DBP Eş Genel Başkanı konuşan Emine Ayna ise, tüm belediye eş başkanlarıyla ortak tavırlarını paylaşmak istediklerini belirterek, "Silvan ve Sur belediye eşbaşkanları evleri basılarak gözaltına alındılar. Şunun net olarak anlaşılmasını istiyoruz. Seçilen eş başkanlarımız halkın eş başkanlarıdır. Bu halk onları seçti ve onları seçerken kendilerini yönetenlere saygı duyulmasını ve haklarının tanınmasını istediler. Çalışmalarımızı yürütürken Ankara'ya göre değil onlara göre çalışacağımızı söyledik ve seçildik. Öz yönetim nedir? Öz yönetim denilen şey yönetime ortak olmaktır. Öz yönetimi talebin nesi yanlıştır sizler neye karşısınız? Bir toplum yaşadığı yerin kararlarına ortak olmak istiyor neden bunu kimse tartışmıyor? Cumhurbaşkanı gelip bizimle tartışsın ancak yapamıyor çünkü doğru olduğunu biliyor. Halkın bu konudaki talebi anlatmasını istemiyor ve bu nedenle katlediyor" dedi.

'DBP olarak halkın yanındayız'

Öz yönetim devleti tanımamak olmadığını ancak devletin sivil halkın kararlarını tanımadığını belirten Emine, "Tekrar seçim yapmak demek halkın iradesini tanımıyorum demektir. Kimse kimsenin aklıyla oynamasın. Halkın gösterdiği tavır bu saldırılara karşı reflekstir. DBP olarak halkın yanındayız ama tüzüğünde de özerklik talebi olan bunun siyasi mücadelesini veren siyasi bir partiyiz. Halkın öz yönetim kararının yanında yer alıyoruz ve bunun net anlaşılması gerekiyor" diye konuştu.

'Farklıyız Kürdüz ve bizi ortadan kaldıramazsınız'

Baskılara rağmen Kürt halkının taleplerinden vazgeçmediğini vurgulayan Emine, şunları söyledi: "2013 yıllarını hatırlayın, kıyametler kopuyordu. Hemen gidip İmralı da başkan Öcalan'la görüştüler ve bir süreç başladı. Güç çocukları, gençleri katletme midir? Bizler İmralı görüşmesinde çözüm sonucunu bekliyorduk. Barbarlığı mı Türk ulusuna yakıştırıyorlar. Şuan yaşatılan şey barbarlıktır. Demokrat Türkler kendilerine neyin yakıştırıldığını görebilmelidirler. Farklı olan ortadan mı kalksın? Farklıyız Kürdüz ve bizi ortadan kaldıramazsınız. Bu coğrafya da yaşıyoruz ve yönetime ortak olacağız. Ya konuşarak ortak oluruz daya biz yaparız" diye kouştu.

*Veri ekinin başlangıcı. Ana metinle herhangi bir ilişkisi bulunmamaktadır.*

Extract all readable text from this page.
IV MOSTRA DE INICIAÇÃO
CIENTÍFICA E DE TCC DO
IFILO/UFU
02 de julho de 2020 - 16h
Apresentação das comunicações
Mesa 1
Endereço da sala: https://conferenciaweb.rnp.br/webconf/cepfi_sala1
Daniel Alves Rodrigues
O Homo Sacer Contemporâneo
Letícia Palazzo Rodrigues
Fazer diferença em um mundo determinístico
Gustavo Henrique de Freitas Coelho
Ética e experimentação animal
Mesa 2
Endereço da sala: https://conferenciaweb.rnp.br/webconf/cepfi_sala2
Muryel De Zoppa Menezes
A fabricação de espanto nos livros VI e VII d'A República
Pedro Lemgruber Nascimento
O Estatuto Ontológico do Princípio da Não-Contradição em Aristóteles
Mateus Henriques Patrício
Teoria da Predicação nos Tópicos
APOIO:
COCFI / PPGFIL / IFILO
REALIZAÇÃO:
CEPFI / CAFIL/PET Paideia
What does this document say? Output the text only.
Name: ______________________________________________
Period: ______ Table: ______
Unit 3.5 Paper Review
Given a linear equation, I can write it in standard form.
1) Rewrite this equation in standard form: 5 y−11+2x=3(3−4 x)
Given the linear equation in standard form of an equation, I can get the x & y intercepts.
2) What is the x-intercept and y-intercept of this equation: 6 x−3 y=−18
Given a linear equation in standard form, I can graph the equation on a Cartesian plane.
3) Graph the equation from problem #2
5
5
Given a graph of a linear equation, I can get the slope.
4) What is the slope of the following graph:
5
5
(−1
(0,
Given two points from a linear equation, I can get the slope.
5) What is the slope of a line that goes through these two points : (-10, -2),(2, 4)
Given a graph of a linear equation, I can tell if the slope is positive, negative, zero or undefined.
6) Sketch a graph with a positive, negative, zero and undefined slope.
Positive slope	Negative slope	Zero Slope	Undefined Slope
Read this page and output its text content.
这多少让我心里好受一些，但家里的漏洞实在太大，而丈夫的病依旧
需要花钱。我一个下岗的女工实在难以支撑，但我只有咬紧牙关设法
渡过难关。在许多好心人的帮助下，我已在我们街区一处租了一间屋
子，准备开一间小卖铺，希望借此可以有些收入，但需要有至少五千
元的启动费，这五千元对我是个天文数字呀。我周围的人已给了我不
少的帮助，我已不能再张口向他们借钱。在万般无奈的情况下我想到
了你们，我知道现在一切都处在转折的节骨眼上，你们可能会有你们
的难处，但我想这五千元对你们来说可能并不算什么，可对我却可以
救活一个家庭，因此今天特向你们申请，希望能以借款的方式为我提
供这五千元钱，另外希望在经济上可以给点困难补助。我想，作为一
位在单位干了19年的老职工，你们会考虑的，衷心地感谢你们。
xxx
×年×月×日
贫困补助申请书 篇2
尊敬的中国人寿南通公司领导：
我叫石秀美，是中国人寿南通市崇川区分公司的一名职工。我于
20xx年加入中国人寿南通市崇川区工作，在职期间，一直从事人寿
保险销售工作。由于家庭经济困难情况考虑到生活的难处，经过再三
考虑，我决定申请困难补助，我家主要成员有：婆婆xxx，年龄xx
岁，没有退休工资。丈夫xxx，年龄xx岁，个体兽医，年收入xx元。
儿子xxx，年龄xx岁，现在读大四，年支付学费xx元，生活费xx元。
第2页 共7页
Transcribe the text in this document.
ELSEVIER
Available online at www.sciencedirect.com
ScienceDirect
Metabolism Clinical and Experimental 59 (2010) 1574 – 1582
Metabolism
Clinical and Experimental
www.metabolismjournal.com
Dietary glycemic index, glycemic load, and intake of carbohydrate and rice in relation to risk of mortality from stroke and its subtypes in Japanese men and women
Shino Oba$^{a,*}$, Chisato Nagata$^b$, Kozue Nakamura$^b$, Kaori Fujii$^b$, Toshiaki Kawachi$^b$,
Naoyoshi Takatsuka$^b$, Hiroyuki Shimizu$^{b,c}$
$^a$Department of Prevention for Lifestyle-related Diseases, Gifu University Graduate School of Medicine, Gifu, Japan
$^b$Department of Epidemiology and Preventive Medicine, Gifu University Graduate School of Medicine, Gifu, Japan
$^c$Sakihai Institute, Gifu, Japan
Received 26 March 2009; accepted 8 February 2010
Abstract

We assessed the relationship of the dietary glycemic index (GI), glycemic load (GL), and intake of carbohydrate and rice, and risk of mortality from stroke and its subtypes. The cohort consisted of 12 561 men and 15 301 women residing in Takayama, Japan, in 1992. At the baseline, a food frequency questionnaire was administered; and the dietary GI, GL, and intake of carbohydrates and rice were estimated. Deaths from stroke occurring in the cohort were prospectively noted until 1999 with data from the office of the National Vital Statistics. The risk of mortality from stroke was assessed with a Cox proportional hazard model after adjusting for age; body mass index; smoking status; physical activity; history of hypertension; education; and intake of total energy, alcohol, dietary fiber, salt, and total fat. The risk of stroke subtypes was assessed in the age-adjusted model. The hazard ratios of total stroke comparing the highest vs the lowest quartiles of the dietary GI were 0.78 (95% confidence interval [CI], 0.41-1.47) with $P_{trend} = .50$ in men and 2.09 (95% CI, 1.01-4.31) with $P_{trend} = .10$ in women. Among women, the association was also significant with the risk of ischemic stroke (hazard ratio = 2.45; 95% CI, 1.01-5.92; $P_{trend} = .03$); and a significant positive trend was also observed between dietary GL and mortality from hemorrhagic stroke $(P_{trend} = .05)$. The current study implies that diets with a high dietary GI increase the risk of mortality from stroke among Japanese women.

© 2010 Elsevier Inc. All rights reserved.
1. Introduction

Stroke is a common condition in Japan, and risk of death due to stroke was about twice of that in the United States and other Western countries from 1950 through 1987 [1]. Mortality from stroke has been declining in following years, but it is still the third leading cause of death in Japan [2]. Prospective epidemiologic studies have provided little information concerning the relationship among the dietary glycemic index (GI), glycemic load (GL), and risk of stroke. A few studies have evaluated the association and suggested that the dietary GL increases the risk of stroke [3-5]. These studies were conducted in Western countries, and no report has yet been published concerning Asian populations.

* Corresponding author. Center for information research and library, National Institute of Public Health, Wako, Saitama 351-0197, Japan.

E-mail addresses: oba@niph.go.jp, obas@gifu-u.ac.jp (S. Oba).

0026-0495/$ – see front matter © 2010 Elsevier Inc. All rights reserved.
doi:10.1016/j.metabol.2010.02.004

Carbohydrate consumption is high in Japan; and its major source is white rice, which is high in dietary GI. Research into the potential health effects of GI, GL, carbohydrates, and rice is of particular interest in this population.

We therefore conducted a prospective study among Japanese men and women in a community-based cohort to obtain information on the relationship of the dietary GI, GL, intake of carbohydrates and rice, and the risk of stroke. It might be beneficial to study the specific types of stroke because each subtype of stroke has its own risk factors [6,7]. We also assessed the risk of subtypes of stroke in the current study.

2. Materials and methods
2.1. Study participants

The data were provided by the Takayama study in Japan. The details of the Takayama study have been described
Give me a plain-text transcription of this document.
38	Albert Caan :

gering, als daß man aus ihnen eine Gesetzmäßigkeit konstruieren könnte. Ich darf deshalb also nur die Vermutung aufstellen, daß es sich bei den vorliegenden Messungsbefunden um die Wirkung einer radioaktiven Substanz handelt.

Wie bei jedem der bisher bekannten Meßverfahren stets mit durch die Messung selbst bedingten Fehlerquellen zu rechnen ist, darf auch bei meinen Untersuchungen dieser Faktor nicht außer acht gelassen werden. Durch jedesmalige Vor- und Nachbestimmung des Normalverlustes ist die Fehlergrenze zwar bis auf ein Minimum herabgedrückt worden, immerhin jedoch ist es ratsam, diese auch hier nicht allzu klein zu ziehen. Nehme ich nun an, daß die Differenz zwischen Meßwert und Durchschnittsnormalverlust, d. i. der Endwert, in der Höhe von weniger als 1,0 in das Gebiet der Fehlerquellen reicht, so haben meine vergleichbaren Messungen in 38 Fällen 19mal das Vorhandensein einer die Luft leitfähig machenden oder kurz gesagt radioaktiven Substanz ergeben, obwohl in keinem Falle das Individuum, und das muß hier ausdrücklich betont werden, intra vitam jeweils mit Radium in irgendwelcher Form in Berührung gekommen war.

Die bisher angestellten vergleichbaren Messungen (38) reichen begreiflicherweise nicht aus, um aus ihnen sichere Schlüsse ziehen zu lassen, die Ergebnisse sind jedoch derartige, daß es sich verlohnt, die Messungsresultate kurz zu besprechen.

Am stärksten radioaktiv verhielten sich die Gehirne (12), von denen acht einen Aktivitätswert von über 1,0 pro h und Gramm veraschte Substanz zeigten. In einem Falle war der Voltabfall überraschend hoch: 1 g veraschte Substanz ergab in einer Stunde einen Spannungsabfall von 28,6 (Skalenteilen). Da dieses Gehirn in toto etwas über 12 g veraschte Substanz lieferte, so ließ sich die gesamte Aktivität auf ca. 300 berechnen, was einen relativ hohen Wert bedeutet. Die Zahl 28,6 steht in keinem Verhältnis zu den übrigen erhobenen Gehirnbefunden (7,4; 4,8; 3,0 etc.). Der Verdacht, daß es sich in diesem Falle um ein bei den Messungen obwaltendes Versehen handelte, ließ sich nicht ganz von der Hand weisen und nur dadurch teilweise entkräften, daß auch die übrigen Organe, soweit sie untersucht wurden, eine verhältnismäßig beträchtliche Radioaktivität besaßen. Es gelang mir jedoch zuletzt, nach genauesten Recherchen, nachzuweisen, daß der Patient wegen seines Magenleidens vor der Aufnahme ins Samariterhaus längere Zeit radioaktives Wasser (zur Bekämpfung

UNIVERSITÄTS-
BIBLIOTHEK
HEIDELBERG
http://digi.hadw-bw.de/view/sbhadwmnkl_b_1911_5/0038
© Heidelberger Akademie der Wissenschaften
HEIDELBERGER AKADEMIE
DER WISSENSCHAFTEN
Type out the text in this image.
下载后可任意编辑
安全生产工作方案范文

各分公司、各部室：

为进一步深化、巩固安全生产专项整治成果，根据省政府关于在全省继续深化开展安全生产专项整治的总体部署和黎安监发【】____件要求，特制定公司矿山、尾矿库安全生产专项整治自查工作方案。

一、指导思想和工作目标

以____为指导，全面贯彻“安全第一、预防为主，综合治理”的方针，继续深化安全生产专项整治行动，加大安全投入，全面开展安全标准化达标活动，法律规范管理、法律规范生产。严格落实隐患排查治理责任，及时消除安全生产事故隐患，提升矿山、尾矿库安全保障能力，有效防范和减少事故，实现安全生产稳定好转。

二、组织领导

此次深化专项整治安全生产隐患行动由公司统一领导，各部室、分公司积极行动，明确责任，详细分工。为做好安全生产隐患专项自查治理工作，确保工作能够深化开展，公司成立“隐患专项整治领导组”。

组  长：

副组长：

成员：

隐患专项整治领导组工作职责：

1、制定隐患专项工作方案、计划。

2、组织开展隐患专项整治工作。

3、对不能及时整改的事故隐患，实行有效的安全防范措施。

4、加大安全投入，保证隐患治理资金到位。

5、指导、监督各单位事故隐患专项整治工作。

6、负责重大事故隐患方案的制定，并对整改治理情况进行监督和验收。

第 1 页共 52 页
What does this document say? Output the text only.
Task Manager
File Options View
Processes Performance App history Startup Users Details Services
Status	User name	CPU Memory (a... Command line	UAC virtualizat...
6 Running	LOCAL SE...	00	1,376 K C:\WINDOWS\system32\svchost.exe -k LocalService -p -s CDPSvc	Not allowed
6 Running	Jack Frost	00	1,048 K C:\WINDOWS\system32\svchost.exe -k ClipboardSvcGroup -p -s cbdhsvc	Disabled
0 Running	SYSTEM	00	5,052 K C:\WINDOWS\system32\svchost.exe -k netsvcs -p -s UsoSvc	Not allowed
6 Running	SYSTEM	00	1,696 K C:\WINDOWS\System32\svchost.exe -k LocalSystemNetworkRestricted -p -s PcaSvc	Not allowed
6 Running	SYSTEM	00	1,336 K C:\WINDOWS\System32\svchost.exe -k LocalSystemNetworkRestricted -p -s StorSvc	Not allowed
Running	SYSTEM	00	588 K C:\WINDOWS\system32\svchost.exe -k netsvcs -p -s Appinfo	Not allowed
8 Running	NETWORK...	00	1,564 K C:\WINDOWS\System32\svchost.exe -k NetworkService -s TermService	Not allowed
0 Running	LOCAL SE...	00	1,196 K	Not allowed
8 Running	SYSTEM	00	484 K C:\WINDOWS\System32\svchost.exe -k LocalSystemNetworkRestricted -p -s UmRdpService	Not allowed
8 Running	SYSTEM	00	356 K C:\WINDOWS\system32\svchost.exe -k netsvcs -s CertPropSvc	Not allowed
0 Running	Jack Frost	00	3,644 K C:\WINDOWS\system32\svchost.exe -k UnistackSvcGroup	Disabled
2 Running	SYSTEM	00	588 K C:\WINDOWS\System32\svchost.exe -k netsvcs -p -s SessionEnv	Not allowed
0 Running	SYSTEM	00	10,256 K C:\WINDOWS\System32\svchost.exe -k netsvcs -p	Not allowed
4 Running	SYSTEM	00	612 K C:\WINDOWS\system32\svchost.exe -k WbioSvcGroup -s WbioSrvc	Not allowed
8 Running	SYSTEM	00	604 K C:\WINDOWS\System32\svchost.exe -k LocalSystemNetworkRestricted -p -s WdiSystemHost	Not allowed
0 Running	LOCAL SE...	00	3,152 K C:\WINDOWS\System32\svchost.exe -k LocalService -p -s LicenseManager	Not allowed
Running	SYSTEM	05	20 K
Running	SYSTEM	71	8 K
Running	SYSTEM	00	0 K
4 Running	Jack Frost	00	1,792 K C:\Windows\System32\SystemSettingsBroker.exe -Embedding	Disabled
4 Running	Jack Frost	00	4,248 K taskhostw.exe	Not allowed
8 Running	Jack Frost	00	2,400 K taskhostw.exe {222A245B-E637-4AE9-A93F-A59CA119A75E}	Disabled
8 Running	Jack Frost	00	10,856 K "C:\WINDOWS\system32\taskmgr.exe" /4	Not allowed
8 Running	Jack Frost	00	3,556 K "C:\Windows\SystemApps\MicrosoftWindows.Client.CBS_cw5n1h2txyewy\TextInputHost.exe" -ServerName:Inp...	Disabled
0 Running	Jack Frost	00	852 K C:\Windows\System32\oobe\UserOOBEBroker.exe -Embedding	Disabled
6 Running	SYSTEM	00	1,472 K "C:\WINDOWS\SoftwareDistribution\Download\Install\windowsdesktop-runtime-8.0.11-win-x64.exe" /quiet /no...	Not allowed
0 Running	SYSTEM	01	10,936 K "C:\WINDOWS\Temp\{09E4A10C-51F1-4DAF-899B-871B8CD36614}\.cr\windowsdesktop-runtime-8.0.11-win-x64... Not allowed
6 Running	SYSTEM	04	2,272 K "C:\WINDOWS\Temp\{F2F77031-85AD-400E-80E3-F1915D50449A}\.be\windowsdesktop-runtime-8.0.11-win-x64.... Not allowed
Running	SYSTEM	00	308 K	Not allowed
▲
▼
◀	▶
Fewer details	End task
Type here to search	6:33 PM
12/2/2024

'Herkes 5 dakika savaşın getireceklerini düşünsün'

Emine, son olarak askerin gerilla şehitliklerine saldırmasına tepki göstererek, "Lice'deki halkın gerilla cenazeleri defnettikleri şehitliğe saldırı olmuş bunu yapmayın yeni katliamlara meydan vermeyelim. Büyüklük halkın değerlerine saldırmak değildir. Halkın değerlerine saldırıp, çiğnetilmesine izin verilmeyeceğini çok iyi bilin. Herkesi saat 15.00'da 5 dakika savaşın getireceklerini ve sonuçlarını düşünmeye davet ediyoruz. Savaşa karşı mücadeleyi yükseltelim" çağrısında bulundu.